Jesi, Teatro Studio V. Moriconi, XI° Festival Pergolesi Spontini
“L’OLIMPIADE”
Melodramma in tre atti di Pietro Metastasio
musica di Giovanni Battista Pergolesi
revisione critica a cura di Francesco Degrada e Claudio Toscani
Edizioni Fondazione Pergolesi Spontini
Megacle SOFIA SOLOVIY
Licida JENNIFER RIVERA
Argene YETZABEL ARIAS FERNANDEZ
Aristea LYUBOV PETROVA
Alcandro MILENA STORTI
Clistene RAUL GIMENEZ
Aminta ANTONIO LOZANO
Accademia Montis Regalis
direttore Alessandro De Marchi
regia Italo Nunziata
scene Luigi Scoglio
costumi Ruggero Vitrani
luci Patrick Latronica
Allestimento della Fondazione Pergolesi Spontini
Jesi, 8 settembre 2011
Nell’ambito del Pergolesi Spontini Festival, il Teatro Studio Moriconi di Jesi alias Auditorium San Floriano ha ospitato L’Olimpiade, melodramma in tre atti di Pietro Metastasio (revisione critica a cura di Francesco Degrada e Claudio Toscani, Edizioni Fondazione Pergolesi Spontini). L’edizione riprendeva quella del 2002 che era stata di grande successo.
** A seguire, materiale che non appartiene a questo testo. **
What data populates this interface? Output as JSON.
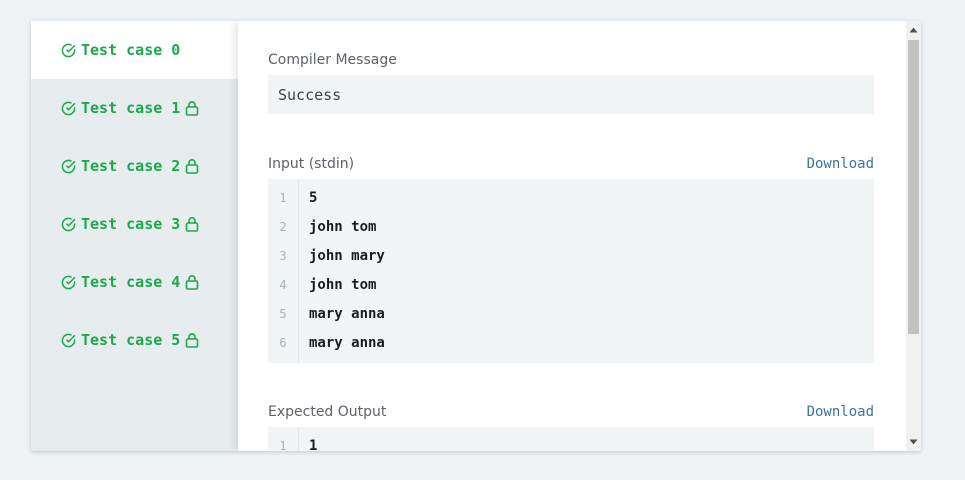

Eleganza e stile hanno contrassegnato anche questa messa in scena dove lo spazio dell’auditorium è stato sfruttato totalmente non solo in senso scenico, ma anche musicale: lo spettacolo, concepito per uno spazio diverso da quello tradizionalmente teatrale, in una chiesa ellittica di architettura barocca, si articolava in una postazione centrale attorno alla quale era seduto il pubblico.
Gli artisti agivano su passerelle che attraversavano gli spazi riservati al pubblico ed in alto, sulle tribune della balconata circolare; l’orchestra suonava sul piccolo palcoscenico dell’auditorium e, durante l’aria “di tempesta” Torbido in volto e nero, una sezione orchestrale si dislocava su una delle tribune sopraelevate con uno straordinario effetto di rimando sonoro. La bellezza continua alla quale si assisteva vedendo i costumi di cantanti e figuranti (tutti rigorosamente in costume settecentesco trasfigurato da tessuti che ricordavano la superficie marmorea e da maschere calate sui volti) e la loro gestualità accesa di classicismo, avvolgeva tutto lo spettacolo e anche gli stessi spettatori: l’operazione, riuscitissima ancora una volta, ha messo in luce l’estro e la giustezza delle scelte di interpreti e co-interpreti muti sulla scena: i figuranti formavano nei momenti lirici una vera e propria scenografia umana composta di tableaux vivants e il grande livello della compagnia di canto e della direzione musicale coronava un evento artistico che rappresenta il vertice dell’opera seria pergolesiana. Giovanni Battista Pergolesi compose L’Olimpiade a Roma nel 1735, cimentandosi per la seconda volta con un libretto di Pietro Metastasio, allora Poeta cesareo alla corte di Vienna. Nonostante l’iniziale insuccesso sul palcoscenico del teatro romano di Tor di Nona, l’opera conobbe una straordinaria diffusione dopo la morte del suo autore, fino a diventare il paradigma dell’opera seria settecentesca.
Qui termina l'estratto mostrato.